Terkait dengan pelaksanaan protokol kesehatan di sekolah, lanjut Suharti, berdasarkan pemantauan perilaku secara acak yang dilakukan puskesmas terhadap 1.900 satuan pendidikan yang melaksanakan PTM terbatas, ditemukan bahwa 74 persen menerapkan prokes. Sementara itu, sebanyak 26 persen satuan pendidikan masih buruk dalam menerapkan prokes.
”Jika ada kasus, kami terus berkoordinasi dengan Kementerian Kesehatan untuk bisa segera ada tindak lanjut. Ada prosedur penghentian PTM terbatas. Kalau ada kluster, ya tutup sekolah selama 14 hari,” kata Suharti.
Suharti mengatakan, tujuan utama PTM untuk menghindari learning loss yang makin tajam, tetapi juga menjaga dari penyebaran Covid-19. Evaluasi terus dilakukan dengan Kementerian Kesehatan untuk memastikan ada tindak lanjut yang baik supaya warga sekolah aman dari paparan Covid-19.
Menurut Suharti, saat ini tidak ada daerah dengan status PPKM level 4. Daerah di Indonesia masih berada di level 1,2, atau 3 sehingga PTM terbatas bisa dilakukan. Hingga saat ini masih ada 10 provinsi yang proporsi sekolah dalam melaksanakan PTM terbatasnya di bawah 90 persen.
Sebelumnya, Mendikbudristek Nadiem Anwar Makarim mengatakan, penutupan sekolah selama pandemi paling berdampak pada perkembangan akademik dan non-akademik anak usia dini dan kelas awal SD. Sejak tahun lalu, imbauan untuk pembukaan sekolah dan PTM terbatas juga diserukan untuk jenjang PAUD dan SD.
Sampai saat ini tidak ada kewajiban bagi siswa yang bisa ikut PTM terbatas harus sudah vaksinasi. Namun, berdasarkan SKB 4 menteri yang terbaru, kewajiban itu justru ditekankan pada guru dan tenaga kependidikan (GTK).

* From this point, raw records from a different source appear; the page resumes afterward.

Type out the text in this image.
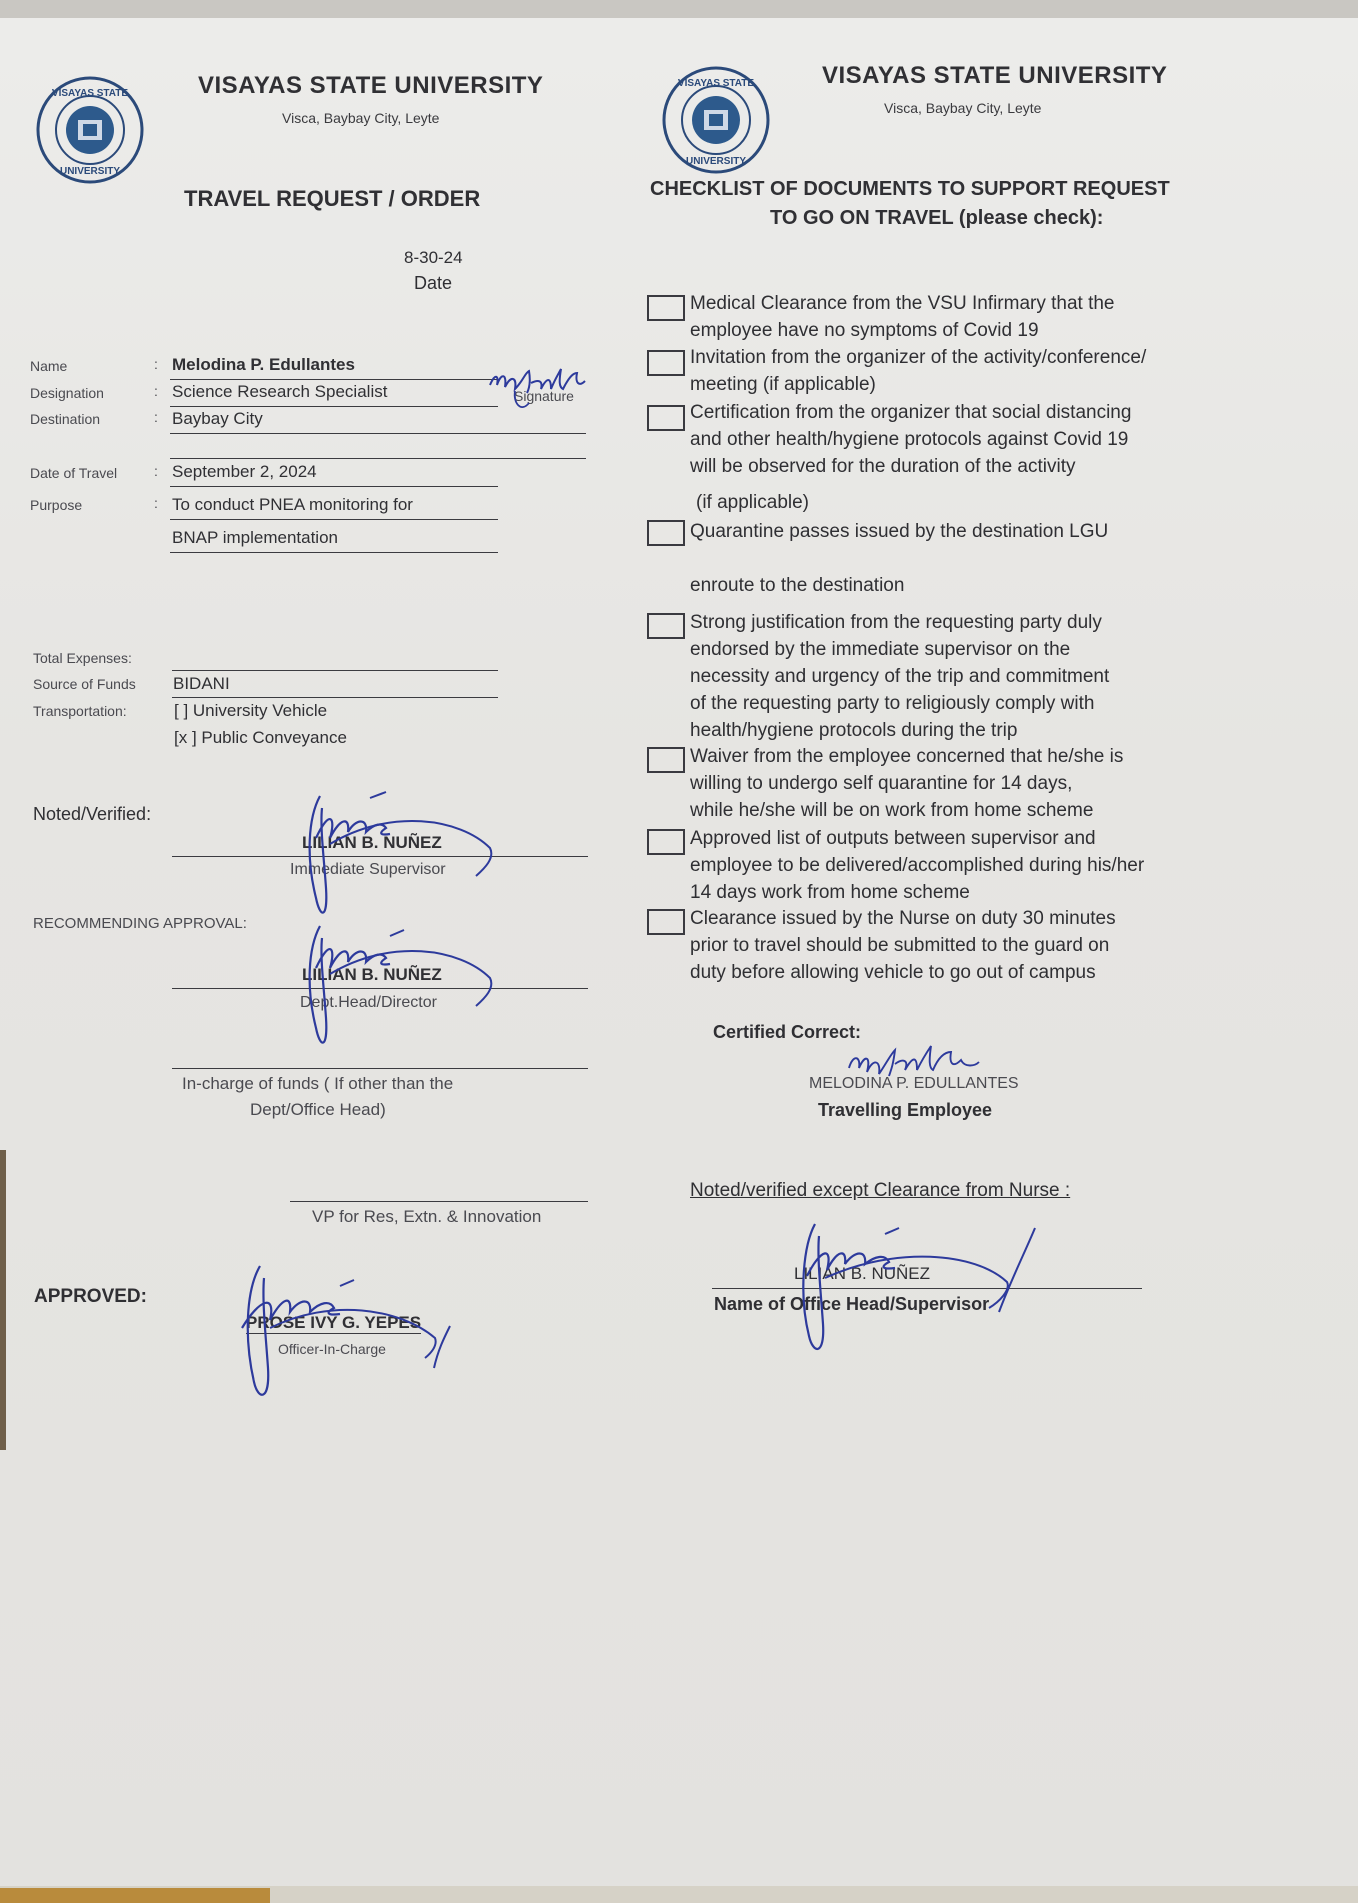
VISAYAS STATE
UNIVERSITY
VISAYAS STATE UNIVERSITY
Visca, Baybay City, Leyte
TRAVEL REQUEST / ORDER
8-30-24
Date
Name	: Melodina P. Edullantes
Signature
Designation	: Science Research Specialist
Destination	: Baybay City
Date of Travel	: September 2, 2024
Purpose	: To conduct PNEA monitoring for
BNAP implementation
Total Expenses:
Source of Funds BIDANI
Transportation:	[ ] University Vehicle
[x ] Public Conveyance
Noted/Verified:
LILIAN B. NUÑEZ
Immediate Supervisor
RECOMMENDING APPROVAL:
LILIAN B. NUÑEZ
Dept.Head/Director
In-charge of funds ( If other than the
Dept/Office Head)
VP for Res, Extn. & Innovation
APPROVED:
PROSE IVY G. YEPES
Officer-In-Charge
VISAYAS STATE
UNIVERSITY
VISAYAS STATE UNIVERSITY
Visca, Baybay City, Leyte
CHECKLIST OF DOCUMENTS TO SUPPORT REQUEST
TO GO ON TRAVEL (please check):
Medical Clearance from the VSU Infirmary that the
employee have no symptoms of Covid 19
Invitation from the organizer of the activity/conference/
meeting (if applicable)
Certification from the organizer that social distancing
and other health/hygiene protocols against Covid 19
will be observed for the duration of the activity
(if applicable)
Quarantine passes issued by the destination LGU
enroute to the destination
Strong justification from the requesting party duly
endorsed by the immediate supervisor on the
necessity and urgency of the trip and commitment
of the requesting party to religiously comply with
health/hygiene protocols during the trip
Waiver from the employee concerned that he/she is
willing to undergo self quarantine for 14 days,
while he/she will be on work from home scheme
Approved list of outputs between supervisor and
employee to be delivered/accomplished during his/her
14 days work from home scheme
Clearance issued by the Nurse on duty 30 minutes
prior to travel should be submitted to the guard on
duty before allowing vehicle to go out of campus
Certified Correct:
MELODINA P. EDULLANTES
Travelling Employee
Noted/verified except Clearance from Nurse :
LILIAN B. NUÑEZ
Name of Office Head/Supervisor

Para GTK yang belum divaksinasi harus mengajar daring. Adapun bagi GTK yang tidak memenuhi syarat untuk divaksinasi dan tersedia vaksinasi, tetapi menolak, akan diberikan sanksi.

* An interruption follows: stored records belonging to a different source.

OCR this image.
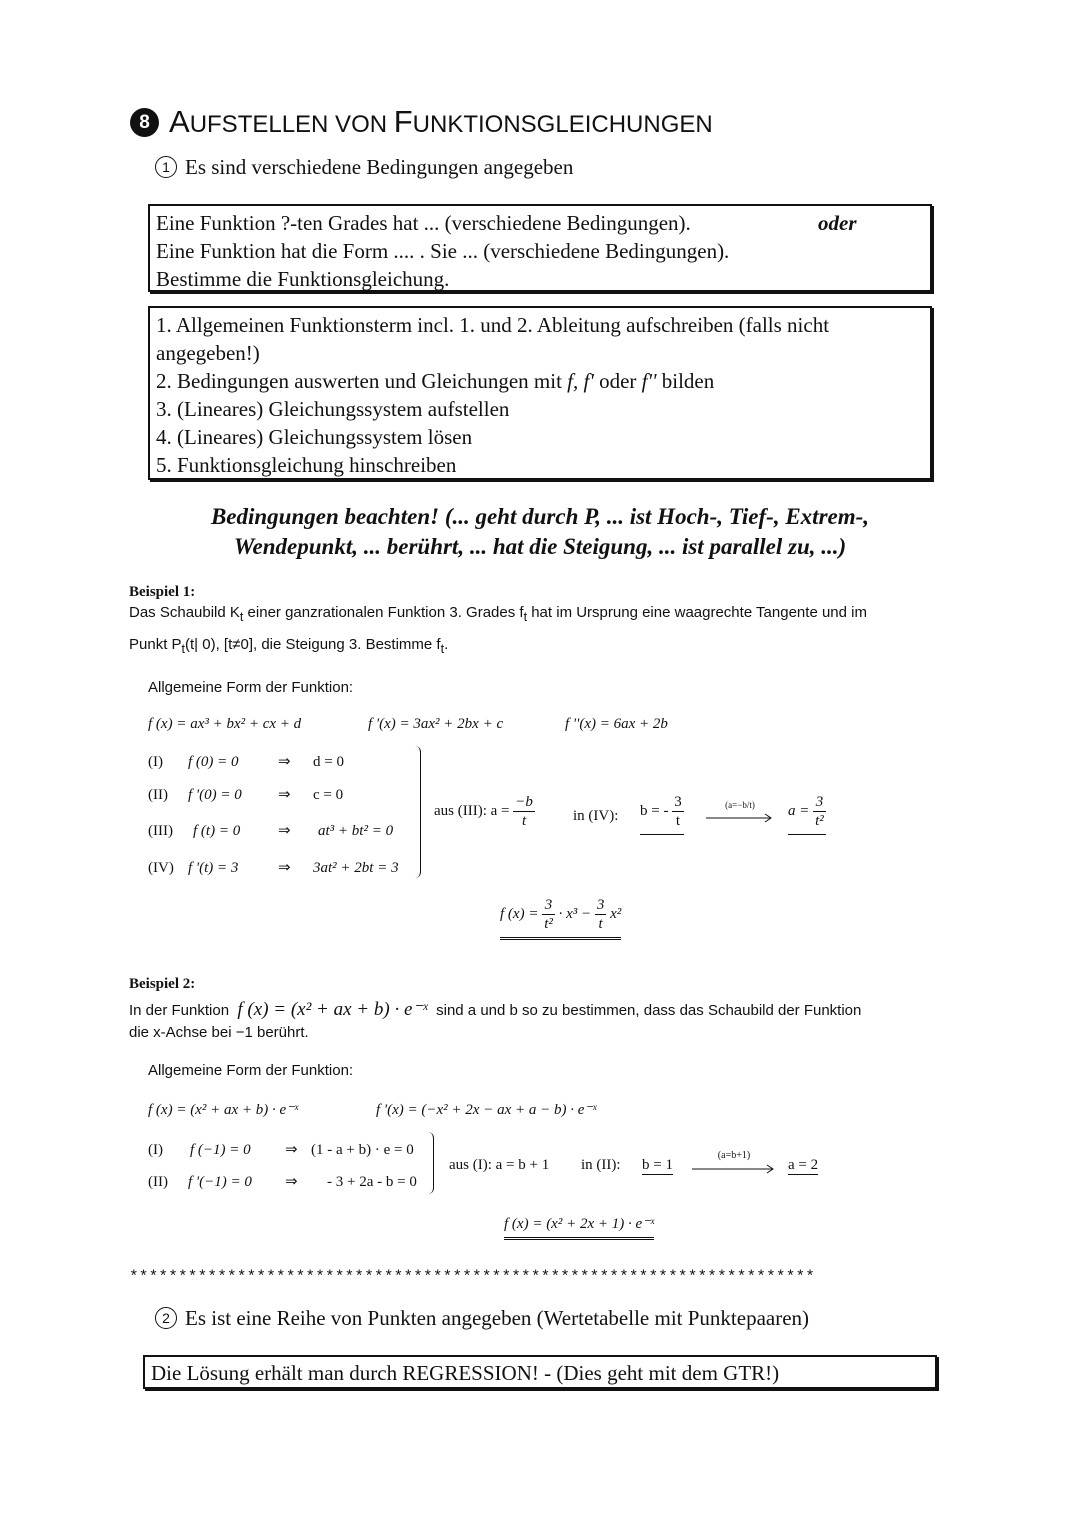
8 AUFSTELLEN VON FUNKTIONSGLEICHUNGEN
1 Es sind verschiedene Bedingungen angegeben
Eine Funktion ?-ten Grades hat ... (verschiedene Bedingungen).	oder
Eine Funktion hat die Form .... . Sie ... (verschiedene Bedingungen).
Bestimme die Funktionsgleichung.
1. Allgemeinen Funktionsterm incl. 1. und 2. Ableitung aufschreiben (falls nicht
angegeben!)
2. Bedingungen auswerten und Gleichungen mit f, f' oder f'' bilden
3. (Lineares) Gleichungssystem aufstellen
4. (Lineares) Gleichungssystem lösen
5. Funktionsgleichung hinschreiben
Bedingungen beachten! (... geht durch P, ... ist Hoch-, Tief-, Extrem-,
Wendepunkt, ... berührt, ... hat die Steigung, ... ist parallel zu, ...)
Beispiel 1:
Das Schaubild $K_t$ einer ganzrationalen Funktion 3. Grades $f_t$ hat im Ursprung eine waagrechte Tangente und im
Punkt $P_t(t|$ 0), [t≠0], die Steigung 3. Bestimme $f_t$.
Allgemeine Form der Funktion:
f (x) = ax³ + bx² + cx + d	f '(x) = 3ax² + 2bx + c	f ''(x) = 6ax + 2b
(I) f (0) = 0	⇒ d = 0
(II) f '(0) = 0 ⇒ c = 0
(III) f (t) = 0	⇒ at³ + bt² = 0
(IV) f '(t) = 3	⇒ 3at² + 2bt = 3
aus (III): $a = \frac{-b}{t}$	in (IV): b = - $\frac{3}{t}$	(a=−b/t)	$a = \frac{3}{\text{t²}}$
f $(x) = \frac{3}{\text{t²}} \cdot x^3 - \frac{3}{t} x^2$
Beispiel 2:
In der Funktion f (x) = (x² + ax + b) · e⁻ˣ sind a und b so zu bestimmen, dass das Schaubild der Funktion
die x-Achse bei −1 berührt.
Allgemeine Form der Funktion:
f (x) = (x² + ax + b) · e⁻ˣ	f '(x) = (−x² + 2x − ax + a − b) · e⁻ˣ
(I) f (−1) = 0 ⇒ (1 - a + b) · e = 0
(II) f '(−1) = 0 ⇒ - 3 + 2a - b = 0
aus (I): a = b + 1 in (II): b = 1
(a=b+1)
a = 2
f (x) = (x² + 2x + 1) · e⁻ˣ
**********************************************************************
2 Es ist eine Reihe von Punkten angegeben (Wertetabelle mit Punktepaaren)
Die Lösung erhält man durch REGRESSION! - (Dies geht mit dem GTR!)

Nadiem mengatakan, pelaksanaan PTM terbatas tetap dinamis mengikuti perkembangan pandemi Covid-19, termasuk dengan merebaknya varian Omicron di Indonesia. Tidak ada paksaan harus 100 persen karena sudah ada ketentuan tentang pembukaan sekolah sesuai dengan level PPKM tiap daerah.
Pembukaan sekolah sudah diatur dengan mengacu pada SKB 4 Menteri yang sudah memperhitungkan skenario menuju sekolah normal ataupun saat situasi memburuk sehingga harus menutup sekolah. ”Kita sudah membuat kebijakan permanen dengan SKB 4 Menteri terbaru. Ini merupakan satu kerangka peraturan yang bisa mengakomodasi 100 persen normal dan PJJ penuh. Kalau angka kasus meningkat ada levelnya, ada ketentuan. PTM seratus persen hanya untuk level 1 dan 2, serta ada pembatasan jam jika memenuhi syarat,” kata Nadiem.